Adam Silverman and Nader Tehrani

Adam Silverman and Nader Tehrani met while pursuing their Bachelor of Architecture degrees at Rhode Island School of Design. Silverman is now an artist and potter who opened his own studio, Atwater Pottery, in 2003 and exhibits in the U.S and Asia. Tehrani is co-principal architect of Boston-based Office dA, and is an Associate Professor of Architecture at MIT.

More on Adam Silverman

Born in New York in 1963, Silverman majored in Ceramic Arts for a year at the University of Colorado before transferring to the Rhode Island School of Design (RISD). While at RISD, Silverman studied architecture, art and design, but continued to practice pottery in his own time. In 1988, following graduation, he moved to Los Angeles to pursue a career in architecture. After only a few years, Silverman began to focus his attention on clothing design. Together with two friends, he launched a punk skater clothing line called X-Large in 1991. Silverman, however, never lost interest in the ceramic arts. While working as both an architect and clothing designer, the artist maintained an independent studio where he could continue to work with clay. In 1998, Silverman ceased working in all mediums except ceramics. Five years later he started Atwater Pottery, named after his neighborhood in Los Angeles.

For Silverman, the seemingly varied practices of architecture, clothing design, and pottery are unified through formal and theoretical interests – structure and engineering or how each material relates to the human body. Over the years, his ceramic works have evolved from strictly functional to more process-oriented pieces. As he notes, in his work “formal issues of shape, scale, proportion, balance, weight, and surface treatment dovetail with issues of materials and methods of making. The intended results are abstract objects that contain, suggest, project, equally fundamental issues of meaning.”

Silverman currently serves as Studio Director of Heath Ceramics. His work has been shown internationally in museums and galleries including the Pasadena Museum of California Art; Pulliam Deffenbaugh Gallery, Portland; the Museum of Contemporary Craft, Portland; Lightbox in Los Angeles; and Starnet Zone in Mashiko, Japan. Silverman’s work will be on exhibition at the San Jose Museum of Art and the Museum of Contemporary Art in Los Angeles. Atwater Pottery has been featured in The New York Times, the Los Angeles Times, and GQ Magazine among others. Silverman is represented by Tomio Koyama in Tokyo.

More on Nader Tehrani

Born in London of Iranian descent, Boston-based architect Nader Tehrani moved to the United States in 1978, where he attended the Rhode Island School of Design (RISD), receiving a BFA and a BA in Architecture in 1985 and 1986 respectively. In 1987, he chose to continue his studies in the History and Theory program at the Architectural Association in London. Four years later, in 1991, Tehrani completed his Masters of Architecture in Urban Design at the Harvard Graduate School of Design.

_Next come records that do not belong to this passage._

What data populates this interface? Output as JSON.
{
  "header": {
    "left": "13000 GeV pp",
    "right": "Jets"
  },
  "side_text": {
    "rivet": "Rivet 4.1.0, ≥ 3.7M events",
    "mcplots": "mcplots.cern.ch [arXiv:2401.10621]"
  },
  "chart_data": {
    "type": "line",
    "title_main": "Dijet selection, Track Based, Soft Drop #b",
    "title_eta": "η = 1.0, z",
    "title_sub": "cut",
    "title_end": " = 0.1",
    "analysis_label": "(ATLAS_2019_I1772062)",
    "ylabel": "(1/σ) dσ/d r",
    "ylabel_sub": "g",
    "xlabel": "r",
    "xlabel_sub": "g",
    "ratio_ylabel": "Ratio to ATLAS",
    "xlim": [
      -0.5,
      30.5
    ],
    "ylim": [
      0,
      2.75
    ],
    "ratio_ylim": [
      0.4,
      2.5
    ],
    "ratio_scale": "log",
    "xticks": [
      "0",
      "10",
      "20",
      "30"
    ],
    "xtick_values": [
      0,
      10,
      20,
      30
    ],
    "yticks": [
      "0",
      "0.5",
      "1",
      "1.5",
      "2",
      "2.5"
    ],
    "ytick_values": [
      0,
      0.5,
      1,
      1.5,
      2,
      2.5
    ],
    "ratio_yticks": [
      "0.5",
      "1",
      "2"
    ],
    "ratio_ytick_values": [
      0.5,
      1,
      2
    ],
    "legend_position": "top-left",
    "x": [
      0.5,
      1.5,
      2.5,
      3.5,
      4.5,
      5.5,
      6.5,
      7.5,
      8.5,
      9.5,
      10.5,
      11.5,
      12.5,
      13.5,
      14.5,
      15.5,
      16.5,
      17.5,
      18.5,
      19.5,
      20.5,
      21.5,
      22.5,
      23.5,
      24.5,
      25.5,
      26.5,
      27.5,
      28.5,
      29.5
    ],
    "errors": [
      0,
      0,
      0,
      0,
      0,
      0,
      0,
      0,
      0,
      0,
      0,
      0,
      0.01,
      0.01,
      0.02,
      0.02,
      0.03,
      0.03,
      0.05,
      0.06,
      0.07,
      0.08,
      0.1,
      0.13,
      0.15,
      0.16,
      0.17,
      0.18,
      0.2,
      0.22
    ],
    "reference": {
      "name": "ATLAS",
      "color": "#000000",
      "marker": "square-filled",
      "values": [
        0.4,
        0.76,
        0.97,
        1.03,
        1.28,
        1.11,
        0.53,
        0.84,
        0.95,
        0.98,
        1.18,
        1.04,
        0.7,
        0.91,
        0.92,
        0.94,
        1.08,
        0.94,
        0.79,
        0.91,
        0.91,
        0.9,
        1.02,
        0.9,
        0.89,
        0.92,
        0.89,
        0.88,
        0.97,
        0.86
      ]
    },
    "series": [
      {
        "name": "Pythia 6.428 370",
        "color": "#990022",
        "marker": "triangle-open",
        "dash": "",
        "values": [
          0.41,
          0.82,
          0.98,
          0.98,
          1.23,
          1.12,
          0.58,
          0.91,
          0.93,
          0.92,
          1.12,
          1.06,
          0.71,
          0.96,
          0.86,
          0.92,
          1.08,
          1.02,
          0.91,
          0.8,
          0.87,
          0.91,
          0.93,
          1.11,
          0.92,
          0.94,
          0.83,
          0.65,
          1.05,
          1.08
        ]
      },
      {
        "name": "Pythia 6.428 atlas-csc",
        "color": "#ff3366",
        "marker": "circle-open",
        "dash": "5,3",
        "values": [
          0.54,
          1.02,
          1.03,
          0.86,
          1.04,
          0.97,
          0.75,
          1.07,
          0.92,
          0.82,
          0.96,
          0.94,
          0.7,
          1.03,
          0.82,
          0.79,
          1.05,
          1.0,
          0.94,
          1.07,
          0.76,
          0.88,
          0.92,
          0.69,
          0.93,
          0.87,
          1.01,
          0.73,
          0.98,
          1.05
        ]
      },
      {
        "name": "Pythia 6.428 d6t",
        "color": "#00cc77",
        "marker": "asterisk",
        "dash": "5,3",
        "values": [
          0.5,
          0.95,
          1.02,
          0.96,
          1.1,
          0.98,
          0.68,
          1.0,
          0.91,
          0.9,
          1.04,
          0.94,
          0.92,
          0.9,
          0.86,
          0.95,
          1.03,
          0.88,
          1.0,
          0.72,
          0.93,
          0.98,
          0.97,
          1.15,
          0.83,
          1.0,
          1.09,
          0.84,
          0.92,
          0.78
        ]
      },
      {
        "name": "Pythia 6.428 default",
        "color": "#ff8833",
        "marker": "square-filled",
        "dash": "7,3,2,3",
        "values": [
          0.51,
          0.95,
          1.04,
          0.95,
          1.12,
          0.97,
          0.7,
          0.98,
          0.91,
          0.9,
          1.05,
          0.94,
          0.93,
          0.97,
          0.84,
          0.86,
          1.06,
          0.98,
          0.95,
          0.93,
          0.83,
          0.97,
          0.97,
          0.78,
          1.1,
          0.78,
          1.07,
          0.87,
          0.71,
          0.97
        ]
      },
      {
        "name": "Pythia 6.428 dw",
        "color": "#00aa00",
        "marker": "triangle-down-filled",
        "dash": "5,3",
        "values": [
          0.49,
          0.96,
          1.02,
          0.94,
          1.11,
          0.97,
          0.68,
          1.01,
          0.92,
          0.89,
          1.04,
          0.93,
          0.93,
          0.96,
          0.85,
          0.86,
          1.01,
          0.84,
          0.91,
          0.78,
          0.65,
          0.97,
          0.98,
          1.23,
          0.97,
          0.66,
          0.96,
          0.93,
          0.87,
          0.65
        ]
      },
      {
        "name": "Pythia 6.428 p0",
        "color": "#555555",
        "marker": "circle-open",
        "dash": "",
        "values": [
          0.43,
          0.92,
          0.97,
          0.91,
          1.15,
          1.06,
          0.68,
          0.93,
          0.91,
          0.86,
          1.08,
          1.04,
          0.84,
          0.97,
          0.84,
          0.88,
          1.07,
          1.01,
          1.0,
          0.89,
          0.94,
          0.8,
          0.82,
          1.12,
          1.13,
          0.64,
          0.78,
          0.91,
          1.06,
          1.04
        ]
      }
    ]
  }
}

Tehrani has been practicing architecture in Boston since 1987 and now heads the prestigious architectural firm, Office dA, in partnership with Monica Ponce de Leon. As an architecture and design firm working on projects both within the city of Boston and in locations worldwide, Office dA boasts work on a scale ranging from furniture to urban design and infrastructure. Each project completed by the architects at Office dA takes in to account the peculiarities of the site, the requirements of the program, and the specific needs of the target audience. To add to the unique vocabulary and impact of their work, Office dA often imports materials and methods of construction from areas outside the field of architecture.

In addition to his work with the Boston-based architectural firm, Tehrani is a tenured Associate Professor of Architecture at the Massachusetts Institute of Technology. He has also taught at the Harvard Graduate School of Design, RISD, and the Georgia Institute of Technology. Tehrani’s work has been recognized internationally with eleven Progressive Architecture awards, a Harleston Parker Award, an Academy Award from the American Academy of Arts and Letters, and more recently, the coveted Cooper-Hewitt, National Design Award for Architecture. The built work of Office dA includes the RISD Library, the Northeastern University Spiritual Life Center, as well as the renovation of the Harvard Graduate School of Design offices. Office dA has also worked on international projects including the Tongxian Arts Center in Beijing, the Elemental community project in Chile, and the Villa Moda Competition in Kuwait, among others.